Сергей не мог выносить этого. Его не так возмущал самый рассказ графа — он всегда с удовольствием слушал интересные сказки и даже, в известном настроении, был готов почесть самую причудливую сказку за действительность. Его возмущала не сказка, а сказочник, его тон, его манера, в которых он все яснее и яснее подмечал что-то фальшивое и наглое. Ему еще не случалось встречаться с шарлатанами-авантюристами, которых было так много в течение XVIII столетия и которые очень ловко пользовались доверчивостью общества и отлично устраивали свои дела в столицах Европы, но он много слышал о подобных людях, и, вглядываясь в этого итальянца, не сомневался, что он принадлежит к числу их.
Но ведь Мари не раз при нем зло и остроумно смеялась над такими шарлатанами, над этими делателями философского камня и открывателями универсальных целебных средств. Так что же это с нею? Чем этот сказочник так увлек ее, куда девались ее апломб, ее остроумие, ее живой и насмешливый ум? Она как глупая девочка слушает эти рассказы и принимает их как откровение.
Да и полно — что это за граф Монтелупо?! Тот ли он еще, за кого выдает себя? Кто его знает? В его манере, в его обращении столько деланного, он так не похож на человека, привыкшего к хорошему обществу…

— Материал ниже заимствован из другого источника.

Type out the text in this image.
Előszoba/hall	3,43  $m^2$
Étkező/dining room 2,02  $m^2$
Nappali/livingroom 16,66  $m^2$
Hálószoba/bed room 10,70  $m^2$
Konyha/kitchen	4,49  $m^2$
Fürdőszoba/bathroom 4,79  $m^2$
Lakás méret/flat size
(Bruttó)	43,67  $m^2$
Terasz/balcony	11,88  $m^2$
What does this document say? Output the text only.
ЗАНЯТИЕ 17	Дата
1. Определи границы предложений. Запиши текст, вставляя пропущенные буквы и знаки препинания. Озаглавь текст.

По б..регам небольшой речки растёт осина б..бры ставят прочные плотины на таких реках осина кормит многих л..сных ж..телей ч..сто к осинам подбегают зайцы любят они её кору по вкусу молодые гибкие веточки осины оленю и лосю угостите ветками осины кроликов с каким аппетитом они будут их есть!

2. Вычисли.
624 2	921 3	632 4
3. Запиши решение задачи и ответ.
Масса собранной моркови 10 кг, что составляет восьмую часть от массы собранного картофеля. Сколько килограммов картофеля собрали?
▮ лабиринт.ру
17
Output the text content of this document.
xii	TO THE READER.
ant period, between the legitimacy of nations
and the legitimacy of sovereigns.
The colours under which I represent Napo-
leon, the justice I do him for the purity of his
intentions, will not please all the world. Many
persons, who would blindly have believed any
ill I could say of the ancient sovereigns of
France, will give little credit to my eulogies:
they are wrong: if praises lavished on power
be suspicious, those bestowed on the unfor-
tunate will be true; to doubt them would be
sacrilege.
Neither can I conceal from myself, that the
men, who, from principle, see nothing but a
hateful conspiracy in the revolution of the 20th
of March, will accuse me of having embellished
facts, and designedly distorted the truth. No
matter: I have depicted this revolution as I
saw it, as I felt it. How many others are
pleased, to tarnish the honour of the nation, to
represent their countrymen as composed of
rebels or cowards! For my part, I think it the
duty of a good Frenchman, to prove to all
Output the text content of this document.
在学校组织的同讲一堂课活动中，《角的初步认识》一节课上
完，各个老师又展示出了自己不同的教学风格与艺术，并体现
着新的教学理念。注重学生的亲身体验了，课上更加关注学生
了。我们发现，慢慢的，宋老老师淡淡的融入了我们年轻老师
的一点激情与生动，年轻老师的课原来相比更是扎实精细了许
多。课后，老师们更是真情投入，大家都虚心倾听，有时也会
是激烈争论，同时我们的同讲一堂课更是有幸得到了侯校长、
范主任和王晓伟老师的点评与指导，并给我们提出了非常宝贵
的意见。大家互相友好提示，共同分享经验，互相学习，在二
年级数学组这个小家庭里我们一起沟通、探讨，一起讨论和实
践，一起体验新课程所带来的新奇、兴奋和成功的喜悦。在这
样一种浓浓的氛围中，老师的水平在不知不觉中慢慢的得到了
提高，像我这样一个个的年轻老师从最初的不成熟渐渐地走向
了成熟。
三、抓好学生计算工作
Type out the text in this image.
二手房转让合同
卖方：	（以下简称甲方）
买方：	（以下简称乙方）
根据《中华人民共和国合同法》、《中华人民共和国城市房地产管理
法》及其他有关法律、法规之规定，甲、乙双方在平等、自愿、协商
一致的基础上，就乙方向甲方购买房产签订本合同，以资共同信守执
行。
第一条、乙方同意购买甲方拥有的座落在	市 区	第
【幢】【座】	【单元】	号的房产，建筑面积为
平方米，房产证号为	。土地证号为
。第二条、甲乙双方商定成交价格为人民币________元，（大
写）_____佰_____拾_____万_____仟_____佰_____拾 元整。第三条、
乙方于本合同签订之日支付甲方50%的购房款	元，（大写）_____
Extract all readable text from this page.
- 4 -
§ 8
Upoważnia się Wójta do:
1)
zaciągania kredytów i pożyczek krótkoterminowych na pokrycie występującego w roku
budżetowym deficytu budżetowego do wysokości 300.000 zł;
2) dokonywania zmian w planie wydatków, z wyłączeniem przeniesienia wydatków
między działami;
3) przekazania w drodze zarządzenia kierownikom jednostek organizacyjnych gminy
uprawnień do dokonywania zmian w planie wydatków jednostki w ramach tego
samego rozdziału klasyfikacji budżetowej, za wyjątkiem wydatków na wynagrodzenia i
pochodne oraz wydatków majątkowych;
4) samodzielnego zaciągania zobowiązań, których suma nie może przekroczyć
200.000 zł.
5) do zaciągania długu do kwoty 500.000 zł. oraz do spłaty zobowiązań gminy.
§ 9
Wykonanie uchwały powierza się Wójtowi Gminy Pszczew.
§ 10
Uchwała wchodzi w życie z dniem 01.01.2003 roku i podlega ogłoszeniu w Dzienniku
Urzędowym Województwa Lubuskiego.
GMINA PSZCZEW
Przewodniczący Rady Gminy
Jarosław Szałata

Сергею стало тяжело и скучно, рассказы итальянца его не увлекали. Он поднялся и, отговариваясь делами, стал прощаться.
Мари его не удерживала и рассеянно протянула ему руку. Их взгляды встретились; но в первый раз он не прочел в ее глазах ничего, к чему привык, воспоминанием о чем всегда жил от минуты разлуки до нового свидания с нею.
Она его будто совсем не видела.
XVII. НЕЖДАННАЯ РАДОСТЬ МОСЬКИ
Красивый и обширный отель у церкви Магдалины был окутан вечерними сумерками. Стояла свежая и ясная зимняя погода. Бесчисленные звезды высыпали на темное небо. А внизу, кругом отеля, на бульварах шла обычная городская жизнь. Пестрая толпа менялась то и дело, мигали ряды зажженных фонарей, огни в лавочках, магазинах и кофейнях. Всюду слышался оживленный говор, иногда доносились звуки удалой, возбуждающей песни…
Стоило немного прислушаться и приглядеться — и легко можно было по тому, что делалось и говорилось, в полчаса каких-нибудь, в час уяснить себе настроение умов и положение дел в Париже. Несмотря даже на зимнее время и на этот, хоть и ясный, но довольно холодный вечер, все-таки вся парижская жизнь была на улице. По домам оставались только дети, да престарелые люди, которым было не до жизни. И сразу становилось ясным, что этот Париж, вышедший на улицу не из богатых палат, а по большей части из каморок и чердаков, находится в самом веселом, возбужденном настроении духа, что он чувствует себя хозяином и не боится никаких стеснений. Но опять-таки в этой свободе, в этом веселии чувствовалось что-то худшее даже самой неволи — среди видимой безопасности была самая страшная опасность, опасность беспорядка, безначалия, каприза дикой черни, всех этих бесцеремонных, грубых мужчин и женщин, при встречах величавших друг друга «citoyen» и «citoyenne» и в то же время не имевших ни малейшего понятия о своих гражданских правах и обязанностях.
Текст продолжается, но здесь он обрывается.